Pedro Pou, el ex presidente del Banco Central que esculpió con los últimos retoques este sistema financiero que perece, solía postular que con una banca predominantemente extranjera era innecesario que la autoridad monetaria cumpliera el rol de prestamista de última instancia, porque aquellos bancos internacionales responderían con el respaldo de sus casas matrices. Resultó falso. Cuando la necesidad aprieta, la banca extranjera mira para otro lado, prefiriendo que el sistema estalle antes de arriesgar capital propio en la devolución de los depósitos. Como un agente de control bobo, el Banco Central observó pasivamente cómo estas entidades cancelaron, a lo largo de los últimos meses, sus cuentas con las casas matrices retirando el dinero del país, mientras que solicitaban redescuentos (préstamos) al propio Banco Central para cubrir sus necesidades de liquidez. Una práctica legal, por cierto, pero no por ello menos perversa. Son esos mismos bancos extranjeros los que hasta ayer los “analistas financieros” señalaban como los “más perjudicados por las draconianas resoluciones del gobierno argentino”. Analistas de la agencia calificadora Moody’s y del banco de inversión BCP Securities, desde Madrid y Nueva York, respectivamente, esgrimieron ese argumento para señalar que una eventual retirada de los bancos norteamericanos o españoles del país estaría plenamente justificada.
El gobierno se ve así sometido a presiones cruzadas. La actitud amenazante de los bancos extranjeros, aunque sea por boca de terceros; la de los bancos locales, públicos y privados, que penden de un hilo tan fino como la credibilidad que genera el cronograma del corralito; y los ahorristas, que a base de cacerolazos han descubierto una herramienta para atemorizar al gobierno, pero ineficaz todavía para recuperar sus depósitos. Lo preocupante es que no tenga un plan propio, y trate de encontrar una salida en un inexistente camino intermedio que conforme parcialmente a cada parte. La dura realidad es que no hay solución bajo este esquema, y que sobre esta base no hay posibilidades de recomponer el sistema financiero.

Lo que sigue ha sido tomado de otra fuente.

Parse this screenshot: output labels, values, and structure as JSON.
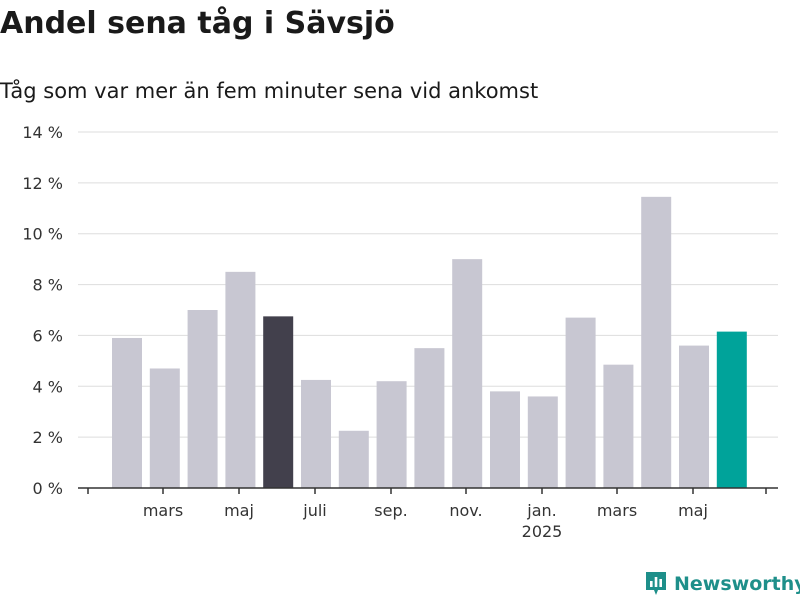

Quizás haya llegado el momento de imaginar una solución que independice la solución al corralito de la conformación de un nuevo sistema financiero. Este último requerirá de una nueva Ley de Entidades Financieras, distinta a la concebida en 1977. Y de instituciones que arranquen de cero. Si los bancos internacionales no están dispuestos a aportar su capital, no tiene sentido seguir haciendo esfuerzos para “atraerlos”, ni privarse de hacer una política propia para “no ahuyentarlos”. Para los ahorristas, la solución seguramente resultará similar a la actual, en cuanto a una devolución escalonada y a mediano plazo. Pero deberá ser formulada sobre bases creíbles. Es, precisamente, de lo que carece el actual esquema.